If after reading this question the first thing that comes to your mind is "what's an FBAR?" you would want to familiarize yourself with the term as quickly as possible.
For those of you who know what an FBAR is, make sure to give yourself enough time before the deadline, as gathering the necessary information requires some work. Even for the average person with one or two bank accounts, going through 12 month of statements can be a time consuming task. The form needs to be filed by June 30th and unlike your tax return, this form does not provide you with the comforting option for extension.
As a brief overview, FinCEN 114 (commonly known as FBAR) is an informational form that U.S. citizens or residents must file if the aggregate value of their foreign financial accounts exceeded $10,000 at any given time during the calendar year. This puts most expats with reasonable savings under a filing requirement. The “aggregate value” measurement is the trickiest part of determining your filing obligation.
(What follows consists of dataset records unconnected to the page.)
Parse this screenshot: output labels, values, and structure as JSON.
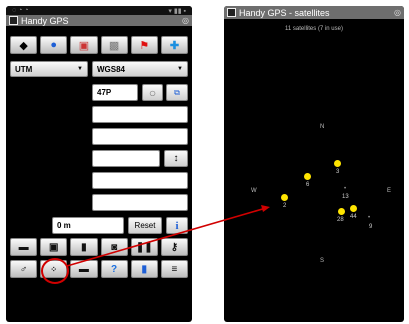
{
  "left_screen": {
    "app_title": "Handy GPS",
    "toolbar_icons": [
      "location-icon",
      "globe-icon",
      "target-icon",
      "map-icon",
      "flag-icon",
      "plus-icon"
    ],
    "coord_system": "UTM",
    "datum": "WGS84",
    "zone": "47P",
    "distance_value": "0 m",
    "reset_label": "Reset",
    "info_label": "i",
    "bottom_row1_icons": [
      "folder-icon",
      "save-icon",
      "trash-icon",
      "camera-icon",
      "pause-icon",
      "key-icon"
    ],
    "bottom_row2_icons": [
      "settings-icon",
      "satellites-icon",
      "line-icon",
      "help-icon",
      "export-icon",
      "menu-icon"
    ],
    "help_label": "?"
  },
  "right_screen": {
    "app_title": "Handy GPS - satellites",
    "subtitle": "11 satellites (7 in use)",
    "directions": {
      "north": "N",
      "west": "W",
      "east": "E",
      "south": "S"
    },
    "satellite_ids": [
      "2",
      "6",
      "3",
      "28",
      "44",
      "9",
      "13"
    ]
  },
  "colors": {
    "highlight_circle": "#d10000",
    "satellite_in_use": "#ffe500"
  }
}
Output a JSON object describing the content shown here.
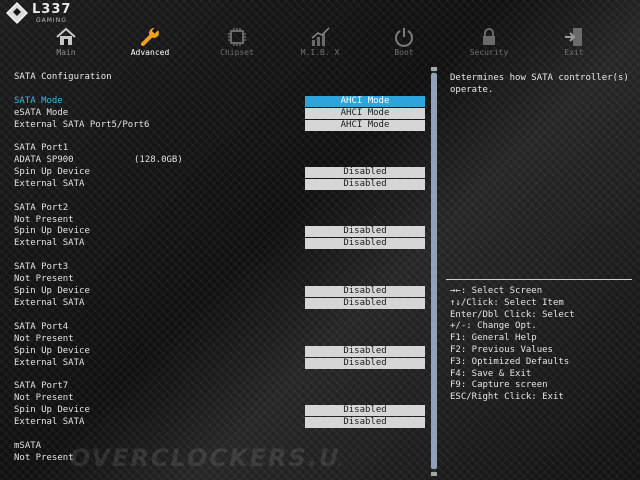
{
  "logo": {
    "brand": "L337",
    "sub": "GAMING"
  },
  "tabs": [
    {
      "label": "Main",
      "icon": "home-icon",
      "state": "normal"
    },
    {
      "label": "Advanced",
      "icon": "wrench-icon",
      "state": "active"
    },
    {
      "label": "Chipset",
      "icon": "chip-icon",
      "state": "dim"
    },
    {
      "label": "M.I.B. X",
      "icon": "graph-icon",
      "state": "dim"
    },
    {
      "label": "Boot",
      "icon": "power-icon",
      "state": "dim"
    },
    {
      "label": "Security",
      "icon": "lock-icon",
      "state": "dim"
    },
    {
      "label": "Exit",
      "icon": "exit-icon",
      "state": "dim"
    }
  ],
  "main": {
    "section_title": "SATA Configuration",
    "rows": [
      {
        "label": "SATA Mode",
        "value": "AHCI Mode",
        "selected": true
      },
      {
        "label": "eSATA Mode",
        "value": "AHCI Mode"
      },
      {
        "label": "External SATA Port5/Port6",
        "value": "AHCI Mode"
      },
      {
        "label": "SATA Port1"
      },
      {
        "label": "ADATA SP900",
        "extra": "(128.0GB)"
      },
      {
        "label": "Spin Up Device",
        "value": "Disabled"
      },
      {
        "label": "External SATA",
        "value": "Disabled"
      },
      {
        "label": "SATA Port2"
      },
      {
        "label": "Not Present"
      },
      {
        "label": "Spin Up Device",
        "value": "Disabled"
      },
      {
        "label": "External SATA",
        "value": "Disabled"
      },
      {
        "label": "SATA Port3"
      },
      {
        "label": "Not Present"
      },
      {
        "label": "Spin Up Device",
        "value": "Disabled"
      },
      {
        "label": "External SATA",
        "value": "Disabled"
      },
      {
        "label": "SATA Port4"
      },
      {
        "label": "Not Present"
      },
      {
        "label": "Spin Up Device",
        "value": "Disabled"
      },
      {
        "label": "External SATA",
        "value": "Disabled"
      },
      {
        "label": "SATA Port7"
      },
      {
        "label": "Not Present"
      },
      {
        "label": "Spin Up Device",
        "value": "Disabled"
      },
      {
        "label": "External SATA",
        "value": "Disabled"
      },
      {
        "label": "mSATA"
      },
      {
        "label": "Not Present"
      }
    ]
  },
  "help": {
    "description": "Determines how SATA controller(s) operate.",
    "keys": [
      "→←: Select Screen",
      "↑↓/Click: Select Item",
      "Enter/Dbl Click: Select",
      "+/-: Change Opt.",
      "F1: General Help",
      "F2: Previous Values",
      "F3: Optimized Defaults",
      "F4: Save & Exit",
      "F9: Capture screen",
      "ESC/Right Click: Exit"
    ]
  },
  "watermark": "OVERCLOCKERS.UA",
  "colors": {
    "accent": "#2ea4dc",
    "highlight_text": "#3ab5ee",
    "option_box": "#d6d6d6",
    "background": "#141414"
  }
}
This basically means that if you had three bank accounts, the maximum value of which reached $4,000 at some point during the year, although no single account exceeded the $10,000 threshold, combined together they did and all three have to be reported on an FBAR. It also means that if you had one account in a bank located outside of the U.S., with a balance exceeding $10,000 on a single day during the year and you had nothing left in it on December 31st, you still have to file. The truth is that, the FBAR rules put most expats with reasonable savings under an obligation to file.
The requirements apply to “foreign financial accounts”, which extends far beyond your regular checking and saving bank accounts; it also includes securities and brokerage accounts, certain insurance policies, retirement saving accounts, and other. Additionally, it could cover accounts not directly owned by you, but over which you happen to have signature authority as an employee or an officer. In this case, however, the rules are far more detailed and case specific. On the other hand, the requirements are slightly relaxed for spouses with joint bank accounts, in a sense that the joint accounts can be reported by only one of the spouses, given that the non-filing spouse has no other accounts, and that they both sign Form 114a.
Knowing that disclosing personal bank account information can be sensitive for a lot of people, the IRS has gone above and beyond to ensure that no one is tempted to withhold any of it by imposing rather frightening civil and criminal penalties. The penalty for a willful violation can reach $100,000 or 50% of your account balance. Filing the form itself does not protect you from being penalized; you also have to make sure to report the correct information. This is why it’s critical to file the form accurately and on time! In a rare act of kindness, the IRS has adopted procedures allowing taxpayers who meet certain requirements, to file their delinquent FBARs without being penalized.